Cleanse Match for SQL Server Data Quality Service (DQS)
Melissa IN Team | Data Quality Services |
Data can help companies identify challenges and opportunities and make timely decisions for their growth. Despite being aware of this, 58% of a survey’s respondents claimed that at least half their regular decisions were based on experience and gut feel rather than data.
One of the key reasons for this is unreliable data quality. Data Quality Services introduced in the SQL Server help overcome some of the challenges of improving data quality and, in turn, minimizing risks of wrong analytics and inaccuracies.
What are Data Quality Services (DQS)?
DQS uses a batch mode, automated or interactive approach to improve data quality and integrity. It provides users with an extensive knowledge base and makes the SQL Server user friendly. Data stewards can apply the knowledge base to incoming data to assess the quality and make changes through its Cleansing and Matching policies.
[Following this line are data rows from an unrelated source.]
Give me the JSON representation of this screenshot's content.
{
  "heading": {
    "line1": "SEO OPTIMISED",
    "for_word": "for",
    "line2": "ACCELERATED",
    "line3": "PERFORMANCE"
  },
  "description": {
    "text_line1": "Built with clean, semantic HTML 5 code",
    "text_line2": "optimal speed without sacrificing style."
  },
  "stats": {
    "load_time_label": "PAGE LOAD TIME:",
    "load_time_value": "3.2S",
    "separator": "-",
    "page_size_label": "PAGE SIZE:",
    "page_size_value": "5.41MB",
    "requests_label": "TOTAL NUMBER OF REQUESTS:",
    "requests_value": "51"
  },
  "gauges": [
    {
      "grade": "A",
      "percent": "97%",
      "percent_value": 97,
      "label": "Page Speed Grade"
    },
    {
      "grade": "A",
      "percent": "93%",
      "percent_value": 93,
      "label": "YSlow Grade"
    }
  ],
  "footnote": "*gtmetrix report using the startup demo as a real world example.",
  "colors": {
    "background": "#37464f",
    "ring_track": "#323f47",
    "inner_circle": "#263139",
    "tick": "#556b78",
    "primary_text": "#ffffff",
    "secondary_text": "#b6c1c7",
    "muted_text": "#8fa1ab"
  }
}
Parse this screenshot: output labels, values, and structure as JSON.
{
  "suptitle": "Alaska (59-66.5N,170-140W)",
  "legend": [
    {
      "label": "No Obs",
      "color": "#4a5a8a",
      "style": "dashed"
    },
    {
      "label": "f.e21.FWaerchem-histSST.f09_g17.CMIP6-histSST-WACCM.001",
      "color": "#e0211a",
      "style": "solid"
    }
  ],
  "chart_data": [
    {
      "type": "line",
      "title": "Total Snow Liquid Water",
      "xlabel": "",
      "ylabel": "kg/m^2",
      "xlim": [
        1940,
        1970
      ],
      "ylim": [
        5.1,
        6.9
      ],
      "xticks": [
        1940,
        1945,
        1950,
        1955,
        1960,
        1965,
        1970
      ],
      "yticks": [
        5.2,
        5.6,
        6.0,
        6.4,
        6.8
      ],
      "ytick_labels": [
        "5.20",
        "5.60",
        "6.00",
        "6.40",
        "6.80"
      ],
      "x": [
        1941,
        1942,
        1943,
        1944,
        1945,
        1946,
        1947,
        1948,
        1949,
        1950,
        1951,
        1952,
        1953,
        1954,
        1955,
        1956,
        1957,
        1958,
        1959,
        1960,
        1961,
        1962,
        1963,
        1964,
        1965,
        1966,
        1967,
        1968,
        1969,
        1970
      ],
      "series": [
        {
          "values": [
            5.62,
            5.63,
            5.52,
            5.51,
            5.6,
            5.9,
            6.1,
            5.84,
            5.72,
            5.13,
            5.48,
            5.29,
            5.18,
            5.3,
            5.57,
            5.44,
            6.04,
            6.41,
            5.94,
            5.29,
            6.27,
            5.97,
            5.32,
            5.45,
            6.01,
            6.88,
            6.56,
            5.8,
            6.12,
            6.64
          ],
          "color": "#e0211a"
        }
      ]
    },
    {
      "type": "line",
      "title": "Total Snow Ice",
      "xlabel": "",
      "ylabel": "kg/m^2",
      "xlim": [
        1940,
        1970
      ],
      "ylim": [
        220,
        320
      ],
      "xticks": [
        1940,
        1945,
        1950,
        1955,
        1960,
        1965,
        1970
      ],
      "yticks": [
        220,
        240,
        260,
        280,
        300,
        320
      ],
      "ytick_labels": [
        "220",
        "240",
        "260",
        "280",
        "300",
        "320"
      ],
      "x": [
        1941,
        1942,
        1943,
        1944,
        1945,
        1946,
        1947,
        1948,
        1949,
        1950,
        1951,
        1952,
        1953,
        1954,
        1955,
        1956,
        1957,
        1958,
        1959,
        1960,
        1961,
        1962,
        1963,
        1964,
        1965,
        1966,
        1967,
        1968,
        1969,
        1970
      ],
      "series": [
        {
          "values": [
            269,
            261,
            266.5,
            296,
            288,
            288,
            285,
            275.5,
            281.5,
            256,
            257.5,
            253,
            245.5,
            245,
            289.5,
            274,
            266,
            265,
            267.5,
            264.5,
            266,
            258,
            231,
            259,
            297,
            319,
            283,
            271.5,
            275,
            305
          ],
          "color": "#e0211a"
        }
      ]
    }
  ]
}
What is the DQS Cleansing Data Feature?
The DQS client tool uses a computer-aided process to analyze how the data set conforms to the knowledge base and highlights entries that need to be reviewed/ modified. The key elements here are:
• Identification as Correct/Incorrect
All data in the set is assessed and compared to the knowledge base and categorized as categories such as New, Correct, Incorrect, Auto Suggested, etc. Any data found to be incorrect or invalid is highlighted and brought to the attention of the data steward.
• Suggestions for replacements/ corrections
DQS uses a computer-assisted and interactive process to cleanse the incorrect/ invalid data. The former uses the knowledge gained from the knowledge base to automatically process the data and make suggestions. For example, typos in addresses are quite common. The DQS could change the entries such as ‘Mian Street’ to ‘Main Street’.
Next, it takes an interactive approach that allows the data steward to approve or reject the suggestions made. In some cases, the suggestions may also be modified before being approved.
• Standardization
By using domain rules and reference values, the DQS then standardizes data values according to a set format. This could be as simple as capitalizing all customer names or standardizing the format of customer addresses. Standardization of entries makes the data more relatable and minimizes the risk of duplication.
• Enrichment
Based on the knowledge base, DQS can also enrich data. For example, a customer may have entered their address as House number 1, Main street, Pune 411060. This can be enriched to be read as House number 1, Main street, Pune, Maharashtra 411060. This helps create complete data sets and bridge the gaps in information.
What is the DQS Matching Data Feature?
Apart from inaccuracies in data, duplication is another factor that affects data quality scores. The DQS data matching process helps overcome this challenge. It analyzes the records to identify potential duplicates and returns weighted match probabilities between all the records analyzed. This comparison may be made by matching sources against a look-up table or its source. Data stewards can then take appropriate action. It is usually done in four steps:
• Matching Policy Training
Here the knowledge base is prepared for matching by defining DQS probability rules. It identifies the domains to be used for matching and specifies the weight carried by each value. Data stewards can decide between exact matches or matches with a certain degree of similarity. Rules may also be set to replace special characters with a space to make it easier to differentiate between strings.
• Matching
Once the rules have been defined, DQS de-duplicates records by comparing each row in the source data to every other row on the basis of the matching policy. Matching is most effective when conducted after data cleansing. This way, the data is free from errors and comparisons are easier. Like cleansing, data matching uses both a computer-assisted and an interactive process.
• Auto Approving
When two rows are found with comparable data, they are assigned a matching score. Depending on the threshold score defined by a data steward in the matching policy, only those records with a match probability higher than the threshold will be considered a match.
• Survivor-ship
The survivorship rule refers to a policy that decides which record will be deleted in event of a match. Some cases may preserve the longest and most complete record while in other cases, it may be decided to keep the default record. If multiple records meet the survivorship rule, a random record may be selected as the one to be kept.
Today, data quality underlines the reliability of all data-driven decisions. It is not enough to simply have a large data cache. Data Quality Services in SQL Server can play a pivotal role in cleansing, standardizing, enriching and de-duplicating data. This makes the data more reliable, useful and helpful for future business decisions.